Ce qu’il faut retenir :
- La CFTC renonce à poursuivre les éditeurs de logiciels passifs non enregistrés comme introducing broker.
- La mesure étend à tout le secteur la dérogation accordée en mars au wallet Phantom.
- Elle tombe le même jour que l'”innovation exemption” de la SEC, deux jours après l’échec du CLARITY Act.
Après la SEC, la Commodity Futures Trading Commission (CFTC). Le régulateur américain des dérivés a publié jeudi 17 septembre une “no-action position” au bénéfice des éditeurs de logiciels dits passifs, wallets crypto auto-hébergés en tête. Concrètement, ces acteurs pourront brancher leurs utilisateurs sur les marchés de dérivés régulés sans s’enregistrer comme courtier introducteur (introducing broker).
Que change la no-action position de la CFTC ?
Une “no-action position” est un engagement des services du régulateur à ne pas recommander de poursuites tant que certaines conditions sont respectées. Ici, la division Market Participants (MPD) de la CFTC s’engage à ne pas poursuivre un éditeur, ni son personnel, pour défaut d’enregistrement comme introducing broker ou comme personne associée à un tel courtier.
Le périmètre est étroit. La tolérance couvre uniquement la fourniture et la promotion d’un logiciel qui permet aux utilisateurs de traiter avec des entités déjà enregistrées auprès de la CFTC : les futures commission merchants (FCM), les introducing brokers et les designated contract markets (DCM), c’est-à-dire les bourses de dérivés agréées. Pas question de router des ordres vers des plateformes offshore.

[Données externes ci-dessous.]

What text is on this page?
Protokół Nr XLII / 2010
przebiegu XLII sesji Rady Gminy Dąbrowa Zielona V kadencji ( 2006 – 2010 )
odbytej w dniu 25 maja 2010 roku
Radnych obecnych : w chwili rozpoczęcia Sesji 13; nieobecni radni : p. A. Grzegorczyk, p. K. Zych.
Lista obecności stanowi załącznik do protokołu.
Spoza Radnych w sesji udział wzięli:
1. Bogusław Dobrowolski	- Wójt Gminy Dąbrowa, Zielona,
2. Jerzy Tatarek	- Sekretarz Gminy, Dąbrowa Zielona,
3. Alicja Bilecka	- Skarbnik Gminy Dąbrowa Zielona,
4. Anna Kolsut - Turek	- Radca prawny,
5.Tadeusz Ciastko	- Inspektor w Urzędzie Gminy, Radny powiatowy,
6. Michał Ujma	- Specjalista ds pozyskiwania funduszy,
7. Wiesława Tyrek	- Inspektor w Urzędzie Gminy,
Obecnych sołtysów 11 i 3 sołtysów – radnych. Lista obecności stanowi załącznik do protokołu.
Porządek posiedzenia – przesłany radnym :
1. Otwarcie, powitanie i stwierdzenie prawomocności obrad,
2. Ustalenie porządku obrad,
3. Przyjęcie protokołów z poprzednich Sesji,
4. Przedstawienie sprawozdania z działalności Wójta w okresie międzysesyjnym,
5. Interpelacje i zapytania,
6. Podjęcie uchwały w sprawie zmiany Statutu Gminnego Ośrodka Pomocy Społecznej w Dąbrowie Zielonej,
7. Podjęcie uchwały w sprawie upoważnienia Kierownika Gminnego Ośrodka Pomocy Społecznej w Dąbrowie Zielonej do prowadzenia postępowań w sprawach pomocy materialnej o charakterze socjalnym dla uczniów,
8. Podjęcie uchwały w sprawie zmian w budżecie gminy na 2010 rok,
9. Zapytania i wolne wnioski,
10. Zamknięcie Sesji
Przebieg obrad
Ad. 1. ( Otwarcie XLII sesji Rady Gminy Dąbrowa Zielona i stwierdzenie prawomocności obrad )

D’après The Crypto Times, le logiciel doit rester un simple tuyau : l’éditeur ne détient pas les fonds et n’exerce aucun contrôle sur les ordres. Il doit aussi fournir aux utilisateurs les avertissements sur les risques et conserver la preuve qu’ils en ont pris connaissance.
Du cas Phantom à une règle pour tout le secteur
Le texte généralise un précédent. Le 17 mars, la CFTC avait accordé la même faveur à Phantom Technologies, l’éditeur du wallet Phantom, dans sa Staff Letter 26-09. Cette lettre ne valait que pour Phantom, et aucun tiers ne pouvait s’en prévaloir. La nouvelle lettre, numérotée 26-25 et signée par DJ Hennes, directeur de la MPD selon Securities.io, en reprend les termes pour tous les fournisseurs comparables.
Une analyse publiée par la National Law Review notait dès mars que la lettre Phantom autorisait le marketing actif et une rémunération à la transaction, deux pratiques qui imposaient jusque-là l’enregistrement. Les applications qui donnent accès aux marchés de prédiction pourraient en profiter autant que les wallets.
SEC et CFTC avancent sans le Congrès
Les deux régulateurs ont bougé à quelques heures d’écart. Mardi, le CLARITY Act a échoué au Sénat avec 49 voix sur les 60 requises. Jeudi matin, la SEC ouvrait le trading d’actions tokenisées avec son “innovation exemption”. Quelques heures plus tard, la CFTC suivait. Son président, Michael Selig, a fait savoir que l’agence utiliserait ses pouvoirs existants pour encadrer les marchés crypto malgré le revers parlementaire, rapporte The Crypto Times.
La fragilité est la même des deux côtés. Une no-action position n’engage que les services de la CFTC, pas la Commission elle-même, et peut être retirée sans passer par le Congrès. Tant qu’aucune loi ne prend le relais, le cadre crypto américain repose sur des dérogations.